Wednesday, November 14, 2007

Gay Rights Issue Heats Up.

The Dayton Daily News has two articles on the developing local gay rights controversy, one on the local clergy wanting to put the breaks on the move to pass antidiscrimination protection, the other on Ohio not having such protections.

It seems that not only the clergy but the NAACP opposes the ordnance, which is ironic as one sees a minority civil rights organization opposing the extension of civil rights protection to other minorities. Civil rights for me but not for thee?

Also, one can see the ministers are quite au courant on the buzzwords to bash lesbians and gays, making a verbal tie between homosexuality and child molestation (a somewhat new meme from the cultural conservatives that I have seen elsewhere):

"If homosexuals and lesbians should have special rights and privileges because of a sexual preference, what is next? With a growing number of sexual predators, pedophilia and other offenders, will they secretly grant these people, groups, special rights do to their sexual preference?"

(from a flier circulated by the Interdenominational Ministerial Alliance)


This blatant attempt to rattle some cages is unfortunate and detracts from the message, but the larger issue is worth considering.

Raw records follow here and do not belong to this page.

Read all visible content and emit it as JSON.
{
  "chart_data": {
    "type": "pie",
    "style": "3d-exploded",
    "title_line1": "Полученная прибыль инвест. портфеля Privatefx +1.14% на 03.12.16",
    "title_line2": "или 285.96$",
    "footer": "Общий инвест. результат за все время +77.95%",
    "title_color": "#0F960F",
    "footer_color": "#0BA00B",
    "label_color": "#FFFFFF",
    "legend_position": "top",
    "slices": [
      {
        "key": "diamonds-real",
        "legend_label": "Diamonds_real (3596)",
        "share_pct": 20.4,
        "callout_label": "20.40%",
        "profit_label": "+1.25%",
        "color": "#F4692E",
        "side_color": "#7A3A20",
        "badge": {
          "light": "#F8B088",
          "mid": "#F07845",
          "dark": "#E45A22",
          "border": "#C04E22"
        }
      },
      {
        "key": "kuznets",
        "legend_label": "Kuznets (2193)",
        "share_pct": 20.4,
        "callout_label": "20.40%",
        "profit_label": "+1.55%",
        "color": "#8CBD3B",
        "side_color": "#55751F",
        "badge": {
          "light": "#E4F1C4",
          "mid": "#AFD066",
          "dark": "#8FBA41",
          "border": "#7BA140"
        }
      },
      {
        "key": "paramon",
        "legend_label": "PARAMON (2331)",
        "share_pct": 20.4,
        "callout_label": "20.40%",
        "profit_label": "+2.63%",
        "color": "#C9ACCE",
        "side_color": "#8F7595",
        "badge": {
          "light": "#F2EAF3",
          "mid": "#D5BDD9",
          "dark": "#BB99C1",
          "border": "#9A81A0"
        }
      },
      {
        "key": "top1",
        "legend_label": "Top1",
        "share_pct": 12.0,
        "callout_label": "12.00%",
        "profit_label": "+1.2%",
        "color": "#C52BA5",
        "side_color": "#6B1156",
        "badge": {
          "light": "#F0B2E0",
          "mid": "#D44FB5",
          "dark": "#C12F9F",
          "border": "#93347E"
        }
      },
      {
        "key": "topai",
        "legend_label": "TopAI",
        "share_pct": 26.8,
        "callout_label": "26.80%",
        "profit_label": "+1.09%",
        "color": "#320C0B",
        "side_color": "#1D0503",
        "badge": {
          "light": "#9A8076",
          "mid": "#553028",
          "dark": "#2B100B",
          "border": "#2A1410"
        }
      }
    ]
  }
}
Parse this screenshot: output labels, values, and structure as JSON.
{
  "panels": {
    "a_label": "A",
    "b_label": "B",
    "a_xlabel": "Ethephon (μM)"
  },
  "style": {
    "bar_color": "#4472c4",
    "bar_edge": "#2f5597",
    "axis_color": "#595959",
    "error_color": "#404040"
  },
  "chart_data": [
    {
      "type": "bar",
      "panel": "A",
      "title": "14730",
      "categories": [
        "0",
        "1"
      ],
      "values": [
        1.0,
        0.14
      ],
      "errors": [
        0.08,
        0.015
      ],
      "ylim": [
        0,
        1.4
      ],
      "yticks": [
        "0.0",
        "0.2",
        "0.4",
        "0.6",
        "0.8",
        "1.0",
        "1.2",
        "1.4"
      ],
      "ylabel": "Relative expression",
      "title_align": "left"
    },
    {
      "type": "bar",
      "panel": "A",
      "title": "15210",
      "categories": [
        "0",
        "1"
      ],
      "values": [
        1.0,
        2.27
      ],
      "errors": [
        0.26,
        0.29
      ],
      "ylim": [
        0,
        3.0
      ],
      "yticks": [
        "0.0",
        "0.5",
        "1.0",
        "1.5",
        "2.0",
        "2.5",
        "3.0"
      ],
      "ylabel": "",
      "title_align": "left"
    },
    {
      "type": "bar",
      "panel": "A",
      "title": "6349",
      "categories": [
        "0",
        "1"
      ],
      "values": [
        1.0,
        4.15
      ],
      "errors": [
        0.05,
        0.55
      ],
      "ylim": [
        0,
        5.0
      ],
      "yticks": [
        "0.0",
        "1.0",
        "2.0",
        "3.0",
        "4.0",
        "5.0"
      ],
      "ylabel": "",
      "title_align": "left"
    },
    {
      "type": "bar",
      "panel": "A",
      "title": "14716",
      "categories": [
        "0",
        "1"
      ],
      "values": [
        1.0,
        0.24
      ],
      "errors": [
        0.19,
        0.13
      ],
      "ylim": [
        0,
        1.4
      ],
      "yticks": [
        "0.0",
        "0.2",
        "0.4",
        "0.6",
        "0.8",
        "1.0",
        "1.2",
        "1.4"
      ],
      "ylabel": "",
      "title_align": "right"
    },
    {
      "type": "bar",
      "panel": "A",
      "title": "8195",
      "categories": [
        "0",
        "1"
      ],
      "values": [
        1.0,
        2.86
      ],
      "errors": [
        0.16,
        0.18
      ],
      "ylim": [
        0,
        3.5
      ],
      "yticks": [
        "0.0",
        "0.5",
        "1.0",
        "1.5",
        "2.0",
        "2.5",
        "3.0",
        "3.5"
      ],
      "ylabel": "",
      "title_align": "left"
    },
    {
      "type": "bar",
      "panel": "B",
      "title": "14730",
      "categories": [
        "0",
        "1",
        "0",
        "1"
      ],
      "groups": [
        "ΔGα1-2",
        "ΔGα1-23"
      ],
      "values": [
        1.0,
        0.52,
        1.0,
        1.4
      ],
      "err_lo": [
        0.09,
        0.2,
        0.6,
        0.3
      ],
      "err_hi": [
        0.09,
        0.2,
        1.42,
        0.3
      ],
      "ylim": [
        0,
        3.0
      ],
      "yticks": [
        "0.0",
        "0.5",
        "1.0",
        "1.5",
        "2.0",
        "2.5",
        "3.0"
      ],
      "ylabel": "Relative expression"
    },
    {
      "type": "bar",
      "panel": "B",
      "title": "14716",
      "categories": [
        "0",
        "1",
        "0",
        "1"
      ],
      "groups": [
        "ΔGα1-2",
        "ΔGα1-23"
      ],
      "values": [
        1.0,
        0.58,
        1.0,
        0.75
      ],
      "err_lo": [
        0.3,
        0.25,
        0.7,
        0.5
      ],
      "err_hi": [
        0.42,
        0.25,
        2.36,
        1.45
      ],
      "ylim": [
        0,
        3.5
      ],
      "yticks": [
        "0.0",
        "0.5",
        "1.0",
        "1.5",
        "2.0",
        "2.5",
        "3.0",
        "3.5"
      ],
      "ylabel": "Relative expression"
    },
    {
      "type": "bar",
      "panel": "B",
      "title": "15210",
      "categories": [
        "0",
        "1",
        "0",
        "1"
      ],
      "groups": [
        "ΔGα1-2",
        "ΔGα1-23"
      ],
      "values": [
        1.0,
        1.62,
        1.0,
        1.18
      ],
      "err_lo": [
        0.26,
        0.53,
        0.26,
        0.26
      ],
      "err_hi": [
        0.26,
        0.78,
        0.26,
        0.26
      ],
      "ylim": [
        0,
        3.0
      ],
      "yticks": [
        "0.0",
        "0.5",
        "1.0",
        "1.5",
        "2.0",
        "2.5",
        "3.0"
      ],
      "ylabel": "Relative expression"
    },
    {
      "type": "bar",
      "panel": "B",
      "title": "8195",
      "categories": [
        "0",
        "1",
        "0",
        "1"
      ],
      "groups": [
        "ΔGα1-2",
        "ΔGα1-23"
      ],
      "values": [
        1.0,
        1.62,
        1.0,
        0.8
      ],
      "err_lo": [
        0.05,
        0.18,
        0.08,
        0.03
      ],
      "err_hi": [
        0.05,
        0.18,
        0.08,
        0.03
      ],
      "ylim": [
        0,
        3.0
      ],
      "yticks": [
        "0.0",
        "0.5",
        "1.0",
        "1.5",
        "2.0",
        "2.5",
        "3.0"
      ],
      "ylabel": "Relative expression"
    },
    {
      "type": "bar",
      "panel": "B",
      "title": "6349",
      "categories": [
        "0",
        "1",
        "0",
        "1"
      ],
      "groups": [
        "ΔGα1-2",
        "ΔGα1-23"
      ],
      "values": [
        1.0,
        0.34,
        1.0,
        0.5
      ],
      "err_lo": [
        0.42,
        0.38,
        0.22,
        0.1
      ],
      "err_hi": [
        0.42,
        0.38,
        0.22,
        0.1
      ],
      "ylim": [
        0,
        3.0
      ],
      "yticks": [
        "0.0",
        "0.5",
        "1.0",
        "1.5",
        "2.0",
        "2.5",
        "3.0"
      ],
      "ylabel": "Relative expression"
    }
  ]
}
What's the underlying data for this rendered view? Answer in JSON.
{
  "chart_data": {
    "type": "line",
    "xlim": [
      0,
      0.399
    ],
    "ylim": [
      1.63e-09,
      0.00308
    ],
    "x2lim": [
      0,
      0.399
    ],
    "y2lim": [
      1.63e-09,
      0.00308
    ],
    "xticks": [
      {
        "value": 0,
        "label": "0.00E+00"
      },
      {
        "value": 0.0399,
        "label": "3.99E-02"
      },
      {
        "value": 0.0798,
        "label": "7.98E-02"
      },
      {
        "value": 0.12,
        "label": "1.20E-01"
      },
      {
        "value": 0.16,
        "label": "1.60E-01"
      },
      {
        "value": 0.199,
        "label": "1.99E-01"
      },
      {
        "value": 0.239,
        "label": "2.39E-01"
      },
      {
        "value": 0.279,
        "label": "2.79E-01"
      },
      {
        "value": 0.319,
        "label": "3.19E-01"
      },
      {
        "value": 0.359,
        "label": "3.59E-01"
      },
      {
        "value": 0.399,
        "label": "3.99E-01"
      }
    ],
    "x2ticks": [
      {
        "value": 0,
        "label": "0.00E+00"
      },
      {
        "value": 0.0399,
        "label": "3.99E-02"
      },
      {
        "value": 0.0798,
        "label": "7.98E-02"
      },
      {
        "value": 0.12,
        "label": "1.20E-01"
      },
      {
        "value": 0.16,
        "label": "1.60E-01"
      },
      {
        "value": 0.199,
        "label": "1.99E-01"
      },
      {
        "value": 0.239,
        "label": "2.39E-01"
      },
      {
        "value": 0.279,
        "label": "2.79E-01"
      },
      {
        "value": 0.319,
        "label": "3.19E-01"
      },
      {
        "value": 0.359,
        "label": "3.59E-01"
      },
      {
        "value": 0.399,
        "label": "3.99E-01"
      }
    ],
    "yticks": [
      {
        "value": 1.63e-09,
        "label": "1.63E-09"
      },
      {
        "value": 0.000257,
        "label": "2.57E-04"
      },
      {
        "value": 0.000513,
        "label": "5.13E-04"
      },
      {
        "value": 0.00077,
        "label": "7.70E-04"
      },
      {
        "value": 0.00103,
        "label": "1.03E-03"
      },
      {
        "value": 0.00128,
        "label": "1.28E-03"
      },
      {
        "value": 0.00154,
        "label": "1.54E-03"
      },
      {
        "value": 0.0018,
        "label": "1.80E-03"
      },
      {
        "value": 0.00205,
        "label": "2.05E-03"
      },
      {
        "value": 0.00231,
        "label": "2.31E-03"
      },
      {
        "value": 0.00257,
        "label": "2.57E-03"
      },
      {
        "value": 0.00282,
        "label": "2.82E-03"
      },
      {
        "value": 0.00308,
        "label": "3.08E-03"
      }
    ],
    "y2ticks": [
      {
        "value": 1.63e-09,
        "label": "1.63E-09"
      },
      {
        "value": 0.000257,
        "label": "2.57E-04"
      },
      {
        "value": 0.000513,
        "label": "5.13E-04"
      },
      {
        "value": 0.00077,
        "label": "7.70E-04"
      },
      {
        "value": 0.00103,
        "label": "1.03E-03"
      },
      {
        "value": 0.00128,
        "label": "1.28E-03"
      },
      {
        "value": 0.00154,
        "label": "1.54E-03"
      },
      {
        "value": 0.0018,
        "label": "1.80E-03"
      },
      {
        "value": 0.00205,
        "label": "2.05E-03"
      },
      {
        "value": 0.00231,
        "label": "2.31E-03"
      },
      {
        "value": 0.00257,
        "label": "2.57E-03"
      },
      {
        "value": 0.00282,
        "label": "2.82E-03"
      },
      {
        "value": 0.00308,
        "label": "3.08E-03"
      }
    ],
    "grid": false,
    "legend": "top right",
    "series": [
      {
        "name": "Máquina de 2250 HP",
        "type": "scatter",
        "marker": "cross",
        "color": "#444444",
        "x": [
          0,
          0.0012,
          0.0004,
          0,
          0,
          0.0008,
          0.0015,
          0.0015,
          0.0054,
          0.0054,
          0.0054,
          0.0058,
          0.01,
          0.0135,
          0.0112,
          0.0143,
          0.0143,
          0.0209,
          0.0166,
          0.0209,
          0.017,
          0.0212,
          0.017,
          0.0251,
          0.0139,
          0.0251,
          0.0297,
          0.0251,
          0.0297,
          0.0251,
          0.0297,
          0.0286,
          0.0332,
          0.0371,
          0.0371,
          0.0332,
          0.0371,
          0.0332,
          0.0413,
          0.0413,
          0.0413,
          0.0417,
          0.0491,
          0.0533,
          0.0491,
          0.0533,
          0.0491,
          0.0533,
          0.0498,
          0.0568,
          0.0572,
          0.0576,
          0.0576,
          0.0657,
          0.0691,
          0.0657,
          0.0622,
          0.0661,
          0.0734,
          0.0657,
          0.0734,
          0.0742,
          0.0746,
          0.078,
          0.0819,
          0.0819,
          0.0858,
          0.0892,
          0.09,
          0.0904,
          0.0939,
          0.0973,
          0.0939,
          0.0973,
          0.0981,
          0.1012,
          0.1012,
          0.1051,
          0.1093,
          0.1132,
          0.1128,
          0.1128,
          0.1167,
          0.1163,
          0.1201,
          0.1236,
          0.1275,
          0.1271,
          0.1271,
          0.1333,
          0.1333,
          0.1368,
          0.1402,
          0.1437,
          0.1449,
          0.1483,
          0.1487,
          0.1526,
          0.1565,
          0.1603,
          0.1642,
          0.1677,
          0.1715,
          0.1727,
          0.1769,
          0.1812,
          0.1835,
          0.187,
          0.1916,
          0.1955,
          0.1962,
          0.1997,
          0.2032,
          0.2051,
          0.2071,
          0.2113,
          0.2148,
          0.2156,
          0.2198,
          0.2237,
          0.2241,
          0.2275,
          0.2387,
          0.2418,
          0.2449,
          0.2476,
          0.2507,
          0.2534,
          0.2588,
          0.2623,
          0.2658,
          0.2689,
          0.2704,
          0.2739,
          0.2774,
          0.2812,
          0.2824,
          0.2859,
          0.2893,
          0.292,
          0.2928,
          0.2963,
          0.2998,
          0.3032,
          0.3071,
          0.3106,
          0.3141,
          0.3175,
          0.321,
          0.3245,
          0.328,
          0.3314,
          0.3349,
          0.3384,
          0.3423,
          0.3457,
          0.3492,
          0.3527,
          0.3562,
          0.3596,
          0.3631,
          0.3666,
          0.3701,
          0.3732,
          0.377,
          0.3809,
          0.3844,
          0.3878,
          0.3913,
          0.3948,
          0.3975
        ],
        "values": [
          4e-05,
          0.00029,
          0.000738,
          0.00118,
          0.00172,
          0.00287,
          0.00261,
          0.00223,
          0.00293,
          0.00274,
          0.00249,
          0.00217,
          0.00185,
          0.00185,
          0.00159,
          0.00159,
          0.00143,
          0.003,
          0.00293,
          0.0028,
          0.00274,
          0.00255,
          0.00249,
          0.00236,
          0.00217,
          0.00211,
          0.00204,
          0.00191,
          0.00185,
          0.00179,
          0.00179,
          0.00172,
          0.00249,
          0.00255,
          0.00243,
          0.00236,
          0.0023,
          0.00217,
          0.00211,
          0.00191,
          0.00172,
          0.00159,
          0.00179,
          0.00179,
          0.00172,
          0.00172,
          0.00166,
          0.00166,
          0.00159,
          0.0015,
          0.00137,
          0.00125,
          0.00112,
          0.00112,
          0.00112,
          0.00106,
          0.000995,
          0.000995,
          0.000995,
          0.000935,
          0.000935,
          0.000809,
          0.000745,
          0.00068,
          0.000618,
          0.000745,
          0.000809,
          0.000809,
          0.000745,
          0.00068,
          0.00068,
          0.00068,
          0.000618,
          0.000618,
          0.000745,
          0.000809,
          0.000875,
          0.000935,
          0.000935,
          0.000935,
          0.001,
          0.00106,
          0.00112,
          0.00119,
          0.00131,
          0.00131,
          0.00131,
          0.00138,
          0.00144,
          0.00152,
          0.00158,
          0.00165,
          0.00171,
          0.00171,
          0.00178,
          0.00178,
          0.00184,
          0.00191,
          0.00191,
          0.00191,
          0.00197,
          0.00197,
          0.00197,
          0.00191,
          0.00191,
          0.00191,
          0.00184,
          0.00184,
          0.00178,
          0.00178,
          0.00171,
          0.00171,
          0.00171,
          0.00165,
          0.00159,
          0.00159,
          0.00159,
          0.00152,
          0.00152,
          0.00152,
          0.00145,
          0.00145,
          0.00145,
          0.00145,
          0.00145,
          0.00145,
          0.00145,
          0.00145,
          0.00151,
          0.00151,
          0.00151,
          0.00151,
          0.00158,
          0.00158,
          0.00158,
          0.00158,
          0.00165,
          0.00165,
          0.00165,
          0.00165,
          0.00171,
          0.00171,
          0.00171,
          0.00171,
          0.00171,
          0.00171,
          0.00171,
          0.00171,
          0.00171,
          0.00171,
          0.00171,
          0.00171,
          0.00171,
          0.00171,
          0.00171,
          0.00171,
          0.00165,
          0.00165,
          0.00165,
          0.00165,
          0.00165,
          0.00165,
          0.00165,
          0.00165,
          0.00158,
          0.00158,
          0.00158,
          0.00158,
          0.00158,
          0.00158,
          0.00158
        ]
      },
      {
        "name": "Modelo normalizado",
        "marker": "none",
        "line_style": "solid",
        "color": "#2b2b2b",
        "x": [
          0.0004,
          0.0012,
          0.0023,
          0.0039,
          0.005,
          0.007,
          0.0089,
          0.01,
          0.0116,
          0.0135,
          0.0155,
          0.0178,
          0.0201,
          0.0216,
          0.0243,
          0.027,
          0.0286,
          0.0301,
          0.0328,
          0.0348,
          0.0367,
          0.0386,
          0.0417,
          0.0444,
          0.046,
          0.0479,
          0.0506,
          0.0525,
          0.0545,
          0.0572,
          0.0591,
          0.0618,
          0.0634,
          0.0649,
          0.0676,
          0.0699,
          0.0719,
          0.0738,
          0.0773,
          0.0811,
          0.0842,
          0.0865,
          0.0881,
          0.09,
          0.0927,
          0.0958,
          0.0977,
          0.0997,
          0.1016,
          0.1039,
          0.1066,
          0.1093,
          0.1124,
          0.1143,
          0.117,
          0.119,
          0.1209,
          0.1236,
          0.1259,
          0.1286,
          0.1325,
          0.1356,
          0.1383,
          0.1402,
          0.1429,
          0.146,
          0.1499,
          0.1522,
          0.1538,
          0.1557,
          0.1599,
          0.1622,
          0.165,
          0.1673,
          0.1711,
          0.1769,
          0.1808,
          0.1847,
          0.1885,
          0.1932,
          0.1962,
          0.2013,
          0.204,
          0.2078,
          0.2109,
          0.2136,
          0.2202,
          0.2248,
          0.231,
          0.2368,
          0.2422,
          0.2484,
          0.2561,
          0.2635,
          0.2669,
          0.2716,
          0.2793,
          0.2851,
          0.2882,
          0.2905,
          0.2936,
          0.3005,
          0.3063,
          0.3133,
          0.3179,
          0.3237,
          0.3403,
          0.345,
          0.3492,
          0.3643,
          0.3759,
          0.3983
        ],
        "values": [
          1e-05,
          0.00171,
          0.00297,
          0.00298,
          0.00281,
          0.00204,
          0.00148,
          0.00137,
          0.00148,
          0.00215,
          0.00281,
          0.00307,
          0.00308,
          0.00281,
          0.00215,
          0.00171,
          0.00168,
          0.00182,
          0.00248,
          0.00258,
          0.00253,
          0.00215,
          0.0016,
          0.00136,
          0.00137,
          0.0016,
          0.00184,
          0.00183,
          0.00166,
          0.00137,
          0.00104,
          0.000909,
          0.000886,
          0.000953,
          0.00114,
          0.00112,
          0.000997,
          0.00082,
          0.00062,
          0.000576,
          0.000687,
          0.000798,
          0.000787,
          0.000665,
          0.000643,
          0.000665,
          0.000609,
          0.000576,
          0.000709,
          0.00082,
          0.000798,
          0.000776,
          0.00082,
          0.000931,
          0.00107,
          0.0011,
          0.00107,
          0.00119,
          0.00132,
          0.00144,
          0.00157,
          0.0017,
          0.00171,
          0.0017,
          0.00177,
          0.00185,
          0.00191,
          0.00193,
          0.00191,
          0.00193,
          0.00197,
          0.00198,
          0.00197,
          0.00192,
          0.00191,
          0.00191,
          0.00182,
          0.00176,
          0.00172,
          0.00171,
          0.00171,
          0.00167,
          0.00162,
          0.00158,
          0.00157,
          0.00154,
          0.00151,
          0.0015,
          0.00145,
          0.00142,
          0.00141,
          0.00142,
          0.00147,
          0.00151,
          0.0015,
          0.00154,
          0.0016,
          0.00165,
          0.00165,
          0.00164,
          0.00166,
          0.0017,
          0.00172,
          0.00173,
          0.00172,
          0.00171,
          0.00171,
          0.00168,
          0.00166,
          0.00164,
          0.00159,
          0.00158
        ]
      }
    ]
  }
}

Apparently the call is to :

A. Stop the city commission vote

B. Have a sort of community discussion on the issue.

C. Put the issue up to a vote via referendum.

Two ways to look at this:

1. Debate, then referendum, ensures if this protection is passed there is solid community support behind it. Some form of community consensus has been reached, pro or con, and the referendum validates this.

2. Unpopular minority groups will never see civil rights protection via direct democracy, as their very unpopularity will lead to defeat of such proposals at the polls.

Yet, is it even relevant if Dayton city passes or doesn't pass such a law?

One wonders if it would be better for the county commission to consider GLBT rights. I prefer this approach as it is both more relevant to the issue and more "regional", covering the bulk of the population and businesses in the Dayton metro area. A countywide antidiscrimination ordnance would also be a "first" for the Dayton area, as no county in Ohio has such a law.

I will be blogging more on the issue as it develops.

2 comments:

metromark said...

I agree with you about the need for a county commission vote on the issue . . . but, good luck. Reading Mary McCarty's article on the subject this AM, I was also astounded by one minister saying that this vote would be an affront to the memory of Dr. Martin Luther King, Jr., and all the early civil rights leaders . . . HUH? Let's see if the city commission has the courage it didn't have in 1999.

Jeffrey said...

Well, not ALL the early civil rights leaders. One of the key behind-the-scenes leaders of that era was gay...and suprisingly open about it, considering the times:

http://en.wikipedia.org/wiki/Bayard_Rustin


..yet he really wasn't accepted by the leadership.

I guess one of the conceptual problems is that there can be more than one civil rights or social justice movement. Having more than one movement does not necessarily dishonor the leadership of another, since their cause is different.